3 Running the nf-core/rnaseq pipeline v3.23.0

We will not process the original dataset because more computing power would be required. Instead, we will process only two size-reduced samples where 50,000 reads were randomly sampled from the original data (used script for sub-sampling: util/subsample_50k_PRJNA1158806.sh).
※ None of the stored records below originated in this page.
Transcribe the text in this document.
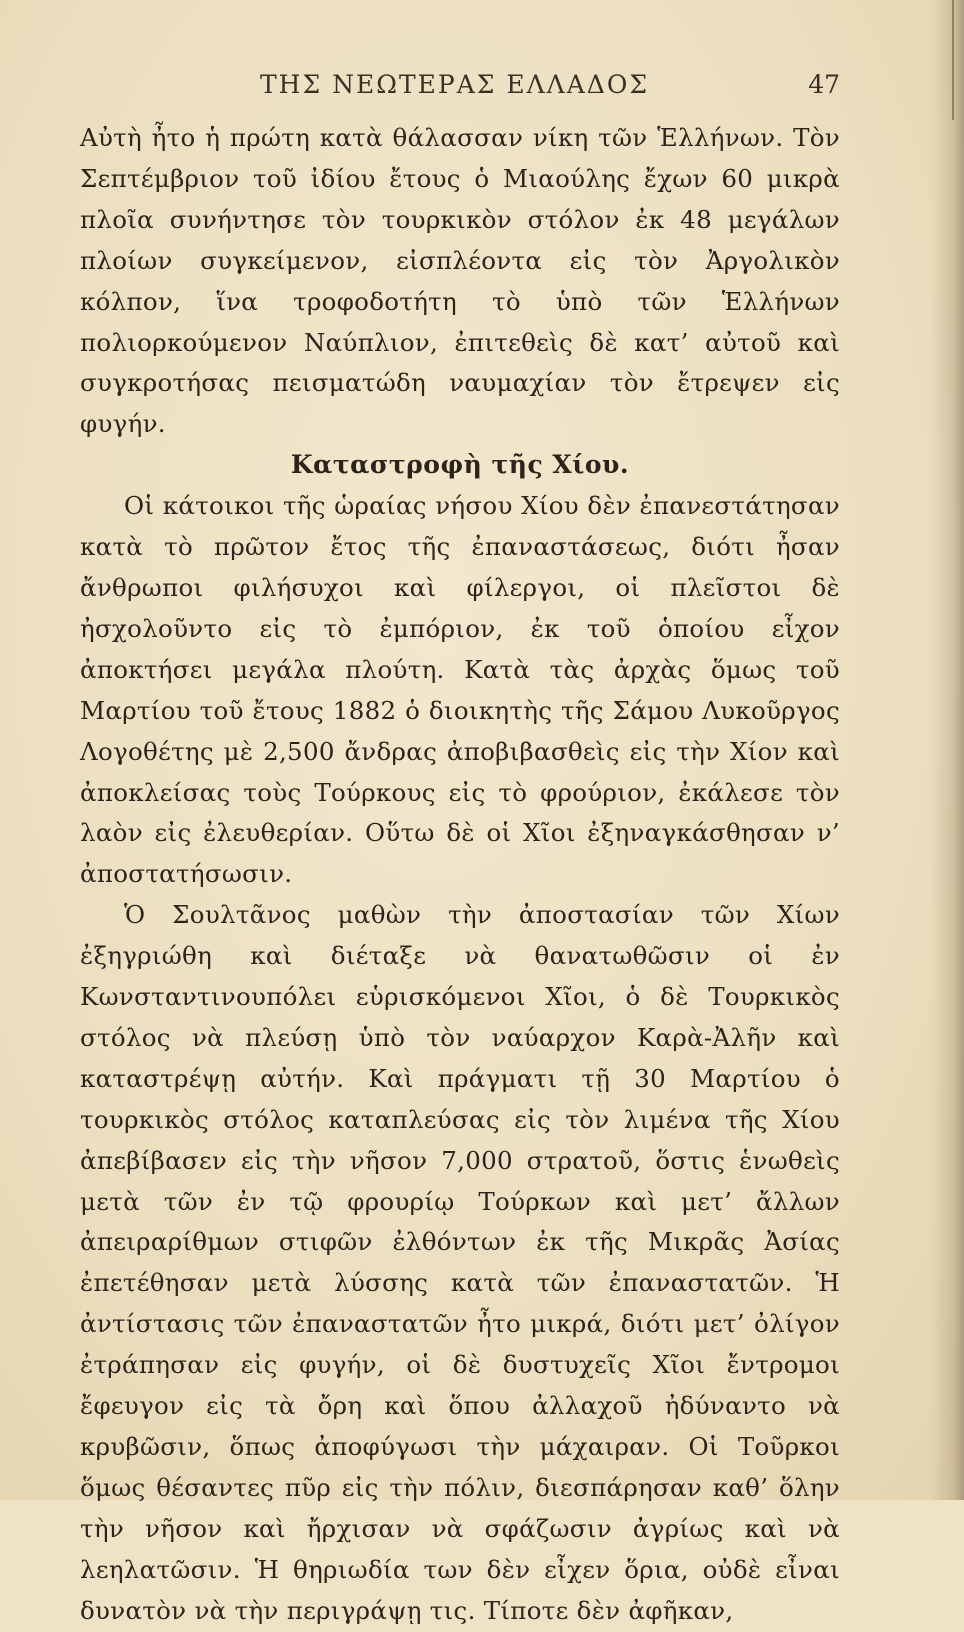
ΤΗΣ ΝΕΩΤΕΡΑΣ ΕΛΛΑΔΟΣ	47

Αὐτὴ ἦτο ἡ πρώτη κατὰ θάλασσαν νίκη τῶν Ἑλλήνων. Τὸν Σεπτέμβριον τοῦ ἰδίου ἔτους ὁ Μιαούλης ἔχων 60 μικρὰ πλοῖα συνήντησε τὸν τουρκικὸν στόλον ἐκ 48 μεγάλων πλοίων συγκείμενον, εἰσπλέοντα εἰς τὸν Ἀργολικὸν κόλπον, ἵνα τροφοδοτήτη τὸ ὑπὸ τῶν Ἑλλήνων πολιορκούμενον Ναύπλιον, ἐπιτεθεὶς δὲ κατ’ αὐτοῦ καὶ συγκροτήσας πεισματώδη ναυμαχίαν τὸν ἔτρεψεν εἰς φυγήν.

Καταστροφὴ τῆς Χίου.

Οἱ κάτοικοι τῆς ὡραίας νήσου Χίου δὲν ἐπανεστάτησαν κατὰ τὸ πρῶτον ἔτος τῆς ἐπαναστάσεως, διότι ἦσαν ἄνθρωποι φιλήσυχοι καὶ φίλεργοι, οἱ πλεῖστοι δὲ ἠσχολοῦντο εἰς τὸ ἐμπόριον, ἐκ τοῦ ὁποίου εἶχον ἀποκτήσει μεγάλα πλούτη. Κατὰ τὰς ἀρχὰς ὅμως τοῦ Μαρτίου τοῦ ἔτους 1882 ὁ διοικητὴς τῆς Σάμου Λυκοῦργος Λογοθέτης μὲ 2,500 ἄνδρας ἀποβιβασθεὶς εἰς τὴν Χίον καὶ ἀποκλείσας τοὺς Τούρκους εἰς τὸ φρούριον, ἐκάλεσε τὸν λαὸν εἰς ἐλευθερίαν. Οὕτω δὲ οἱ Χῖοι ἐξηναγκάσθησαν ν’ ἀποστατήσωσιν.

Ὁ Σουλτᾶνος μαθὼν τὴν ἀποστασίαν τῶν Χίων ἐξηγριώθη καὶ διέταξε νὰ θανατωθῶσιν οἱ ἐν Κωνσταντινουπόλει εὑρισκόμενοι Χῖοι, ὁ δὲ Τουρκικὸς στόλος νὰ πλεύσῃ ὑπὸ τὸν ναύαρχον Καρὰ-Ἀλῆν καὶ καταστρέψῃ αὐτήν. Καὶ πράγματι τῇ 30 Μαρτίου ὁ τουρκικὸς στόλος καταπλεύσας εἰς τὸν λιμένα τῆς Χίου ἀπεβίβασεν εἰς τὴν νῆσον 7,000 στρατοῦ, ὅστις ἑνωθεὶς μετὰ τῶν ἐν τῷ φρουρίῳ Τούρκων καὶ μετ’ ἄλλων ἀπειραρίθμων στιφῶν ἐλθόντων ἐκ τῆς Μικρᾶς Ἀσίας ἐπετέθησαν μετὰ λύσσης κατὰ τῶν ἐπαναστατῶν. Ἡ ἀντίστασις τῶν ἐπαναστατῶν ἦτο μικρά, διότι μετ’ ὀλίγον ἐτράπησαν εἰς φυγήν, οἱ δὲ δυστυχεῖς Χῖοι ἔντρομοι ἔφευγον εἰς τὰ ὄρη καὶ ὅπου ἀλλαχοῦ ἠδύναντο νὰ κρυβῶσιν, ὅπως ἀποφύγωσι τὴν μάχαιραν. Οἱ Τοῦρκοι ὅμως θέσαντες πῦρ εἰς τὴν πόλιν, διεσπάρησαν καθ’ ὅλην τὴν νῆσον καὶ ἤρχισαν νὰ σφάζωσιν ἀγρίως καὶ νὰ λεηλατῶσιν. Ἡ θηριωδία των δὲν εἶχεν ὅρια, οὐδὲ εἶναι δυνατὸν νὰ τὴν περιγράψῃ τις. Τίποτε δὲν ἀφῆκαν,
We will use pipeline release v3.23.0. From this release, it is possible to use Bowtie2 for read alignment, which is advantageous for processing prokaryotic RNAseq data. For simplicity, we specify a “prokaryotic” profile which automatically uses Bowtie2 for read alignment and Salmon for read quantification.
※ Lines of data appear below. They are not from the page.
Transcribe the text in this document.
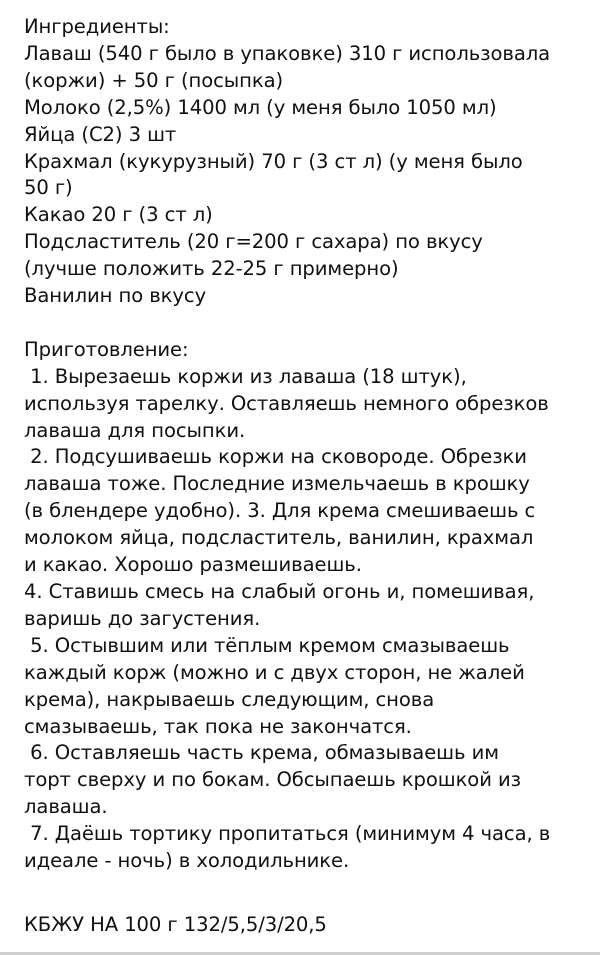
Ингредиенты:
Лаваш (540 г было в упаковке) 310 г использовала
(коржи) + 50 г (посыпка)
Молоко (2,5%) 1400 мл (у меня было 1050 мл)
Яйца (С2) 3 шт
Крахмал (кукурузный) 70 г (3 ст л) (у меня было
50 г)
Какао 20 г (3 ст л)
Подсластитель (20 г=200 г сахара) по вкусу
(лучше положить 22-25 г примерно)
Ванилин по вкусу
Приготовление:
1. Вырезаешь коржи из лаваша (18 штук),
используя тарелку. Оставляешь немного обрезков
лаваша для посыпки.
2. Подсушиваешь коржи на сковороде. Обрезки
лаваша тоже. Последние измельчаешь в крошку
(в блендере удобно). 3. Для крема смешиваешь с
молоком яйца, подсластитель, ванилин, крахмал
и какао. Хорошо размешиваешь.
4. Ставишь смесь на слабый огонь и, помешивая,
варишь до загустения.
5. Остывшим или тёплым кремом смазываешь
каждый корж (можно и с двух сторон, не жалей
крема), накрываешь следующим, снова
смазываешь, так пока не закончатся.
6. Оставляешь часть крема, обмазываешь им
торт сверху и по бокам. Обсыпаешь крошкой из
лаваша.
7. Даёшь тортику пропитаться (минимум 4 часа, в
идеале - ночь) в холодильнике.
КБЖУ НА 100 г 132/5,5/3/20,5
To process the data, run the following command:

nextflow run 'https://github.com/nf-core/rnaseq' \
    -name 'Ecoli_MG1655_saccharin_2_samples' \
    --outdir '/workspaces/dsp_transcriptomics_training/results/nfcore_rnaseq_processing_subsampled' \
    --input '/workspaces/dsp_transcriptomics_training/data/seq_files_subsampled/samplesheet_50k_subsampled_2samples.csv' \
    --fasta '/workspaces/dsp_transcriptomics_training/data/genome_files/GCF_000005845.2_ASM584v2_genomic.fna.gz' \
    --gtf '/workspaces/dsp_transcriptomics_training/data/genome_files/GCF_000005845.2_ASM584v2_genomic.gtf.gz' \
    -r 3.23.0 \
    -profile prokaryotic,docker \
    -c /workspaces/dsp_transcriptomics_training/01_scripts/custom.config

Parameter descriptions:

  • -name: name of the processing run
  • --outdir: (absolute) path to the output directory where results will be saved (the sub-directory is created automatically)
  • --input: (absolute) path to the sample sheet
  • --fasta: (absolute) path to the gzipped genome FASTA file
  • --gtf: (absolute) path to the gzipped genome annotation file
  • -r: nf-core/rnaseq pipeline release/version
  • -profile: profile(s) to run; here “prokaryotic” mode using “docker”
  • -c: (absolute) path to the custom configuration file; used here to limit the number of CPUs and memory

The Nextflow command is stored in a bash script and can be executed by running:

bash 01_scripts/00_nfcore_rnaseq_processing.sh

The processing time is about 7 minutes.

📌 Remember: Rather than configuring parameters manually, nf-core offers automatic parameter configuration. Go to the pipeline page and press Launch version 3.23.0 to see all pipeline parameters and change them as needed. A configuration file can be generated automatically for use with your Nextflow command.